PRO MENSCH: NEUER VORSTAND UND EINIGE AKTIONEN TROTZ CORONA

Brigitte Langer (l.) und Bilitis Naujoks wurden zusammen mit Daniela Tietz als neuer Vorstand des Vereins Pro Mensch gewählt. Foto: Alex Grün für KamenWeb.de

Kamen. Der Flüchtlingshilfeverein Pro Mensch hat seinen Vorstand neu gewählt.

Erste und Zweite Vorsitzende bleiben Bilits Naujoks beziehungsweise Brigitte Langer. Neu in den Vorstand gewählt wurde Daniela Tietz, die zuvor als Koordinatorin aktiv war und die jetzt Johannes Neute in der Funktion des Kassierers ablöst. Der Verein zählt mittlerweile 111 Mitglieder, zehn davon seien erst im letzten halben Jahr dazugekommen, berichtet Bilitis Naujoks. Offiziell gegründet wurde der Verein im Januar 2016, die ersten Treffen fanden aber bereits im September 2015 statt, noch bevor die ersten Flüchtlinge Kamen erreichten. Insofern kann der Verein, der aktuell über 50 aktive Mitglieder verfügt, die etwa zur Hälfte aus den Reihen der Flüchtlingsszene selbst stammen, auf erfolgreiche fünf Jahre zurückblicken.

Auch im Integrationsrat der Stadt Kamen sitze mittlerweile ein Pro Mensch-Mitglied, wie der neue Vorstand stolz berichtet. Im Laufe der letzten fünf Jahre habe der Verein nach eigener Schätzung mehr als 1000 Geflüchtete betreut, aktuell seien es rund 200, die regelmäßig Rat in allen praktischen Lebensbereichen suchten, vom Bewerbungsschreiben bis hin zur Patenschaft für die Betreuung nachgezogener Familien. Pro Mensch werde zu rund 75 Prozent aus Landesmitteln und zu 25 Prozent aus Spendengeldern finanziert, erläutert Vorsitzende Naujoks. Der Vorstand schaut auch auf eine große Zahl von Aktivitäten zurück, die seit den Anfangstagen stattgefunden haben. Angefangen hat alles mit der klassischen Integrationsarbeit in Form der Vermittlung an Aufnahmefamilien oder Arbeitgeber oder der Einrichtung von Treffpunkten wie dem Café International, dem Social Kiosk oder Projekten wie dem „Internationalen Kochen“. Viele der Aktivitäten, darunter auch zahlreiche Workshops, können derzeit aufgrund der Coronakrise nicht stattfinden. Deshalb ist der Verein froh, auch über die Basishilfe hinaus Angebote machen zu können. Im letzten Jahr etwa wurde ein Medienprojekt über die Situation in Moria gestartet, an dem drei Jugendliche teilnehmen. 3000 Euro konnten dafür aus dem städtischen Bürgerhaushalt locker gemacht werden.

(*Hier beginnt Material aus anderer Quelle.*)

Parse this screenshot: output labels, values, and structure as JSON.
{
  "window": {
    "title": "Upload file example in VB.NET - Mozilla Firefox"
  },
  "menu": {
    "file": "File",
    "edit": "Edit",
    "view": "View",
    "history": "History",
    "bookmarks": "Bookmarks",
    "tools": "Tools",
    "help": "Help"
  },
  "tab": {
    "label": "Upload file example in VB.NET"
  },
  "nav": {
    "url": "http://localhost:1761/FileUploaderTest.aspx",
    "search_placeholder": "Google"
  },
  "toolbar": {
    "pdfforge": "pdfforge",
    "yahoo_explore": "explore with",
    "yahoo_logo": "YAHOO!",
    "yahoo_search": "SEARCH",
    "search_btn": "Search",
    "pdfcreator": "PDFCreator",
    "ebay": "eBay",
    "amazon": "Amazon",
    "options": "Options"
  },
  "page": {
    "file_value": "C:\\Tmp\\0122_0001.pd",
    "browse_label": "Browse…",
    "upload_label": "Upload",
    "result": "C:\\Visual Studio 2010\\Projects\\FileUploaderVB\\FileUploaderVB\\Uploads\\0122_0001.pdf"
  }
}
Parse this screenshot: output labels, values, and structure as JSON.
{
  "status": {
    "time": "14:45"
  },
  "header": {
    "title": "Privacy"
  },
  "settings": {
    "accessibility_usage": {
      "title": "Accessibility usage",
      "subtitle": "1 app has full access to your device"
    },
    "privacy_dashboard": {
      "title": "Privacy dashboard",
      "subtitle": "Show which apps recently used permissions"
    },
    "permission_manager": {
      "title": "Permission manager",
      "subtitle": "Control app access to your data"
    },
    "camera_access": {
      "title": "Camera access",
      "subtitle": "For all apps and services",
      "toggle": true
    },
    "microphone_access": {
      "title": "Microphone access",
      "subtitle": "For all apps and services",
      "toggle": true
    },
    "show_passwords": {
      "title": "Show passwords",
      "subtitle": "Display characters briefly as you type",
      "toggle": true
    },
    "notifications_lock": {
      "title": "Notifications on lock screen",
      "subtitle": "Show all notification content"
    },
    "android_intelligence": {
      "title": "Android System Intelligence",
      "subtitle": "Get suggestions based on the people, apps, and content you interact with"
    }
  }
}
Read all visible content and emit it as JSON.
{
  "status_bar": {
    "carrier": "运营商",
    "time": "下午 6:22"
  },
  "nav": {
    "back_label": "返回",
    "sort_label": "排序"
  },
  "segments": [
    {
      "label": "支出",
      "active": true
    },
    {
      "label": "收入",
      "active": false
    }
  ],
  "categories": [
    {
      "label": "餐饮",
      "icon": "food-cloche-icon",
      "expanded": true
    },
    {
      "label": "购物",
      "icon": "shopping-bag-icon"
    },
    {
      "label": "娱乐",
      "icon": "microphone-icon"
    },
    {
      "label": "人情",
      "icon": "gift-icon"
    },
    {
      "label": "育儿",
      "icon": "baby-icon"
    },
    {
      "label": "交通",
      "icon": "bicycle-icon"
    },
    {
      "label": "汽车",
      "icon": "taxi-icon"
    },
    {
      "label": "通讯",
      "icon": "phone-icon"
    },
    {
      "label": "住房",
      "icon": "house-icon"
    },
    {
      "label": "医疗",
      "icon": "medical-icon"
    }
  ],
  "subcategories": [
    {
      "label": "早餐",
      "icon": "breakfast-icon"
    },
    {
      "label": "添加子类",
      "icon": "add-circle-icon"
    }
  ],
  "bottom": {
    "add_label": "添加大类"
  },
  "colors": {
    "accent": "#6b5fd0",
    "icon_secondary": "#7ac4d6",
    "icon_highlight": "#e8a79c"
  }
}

Das Ergebnis des Projektes, das von zwei professionellen Medienpädagogen begleitet wird, soll im kommenden Monat veröffentlicht werden, dazu soll es ein Dokumentarbuch über das Projekt geben. In Buchform erschienen ist auch das letzte große Vorhaben, das abgeschlossen wurde: Der Bildband „Das erste Mal, als ich das Meer sah“, das in einer Auflage von 170 Stück erschienen ist, von denen bereits mehr als die Hälfte gegen Spenden verteilt wurde.

Außerdem hat Pro Mensch eine eigene Logo-Kollektion erstellt, in der T-Shirts, Taschen, Jacken oder Tassen auf Bestellung erhältlich sind. Auch in Corona-Zeiten will Pro Mensch mit seiner Arbeit, so gut es geht, weitermachen. Der Social Kiosk im Vereinsheim in der Schulstraße wird mit Stehtischen vor der Tür ausgestattet, um zu dem Öffnungszeiten, sonntags zwischen 11 und 13 Uhr, zu viel Publikumsverkehr im Innenbereich zu vermeiden. Aktuell: Ein gemeinsames Projekt mit der Verbraucherzentrale unter dem Titel „Klima schmeckt!“. Umweltberaterin Jutta Eickelpasch erklärt vom 22. Oktober bis zum 3. Dezember, immer donnerstags von 17 bis 19 Uhr, im Pro Mensch-Treff, wie man durch gezielte saison- und regionalbezogene Ernährung die Umwelt schonen kann. Zur Seite steht ihr dabei Pro Mensch-Mitglied Najah Issa.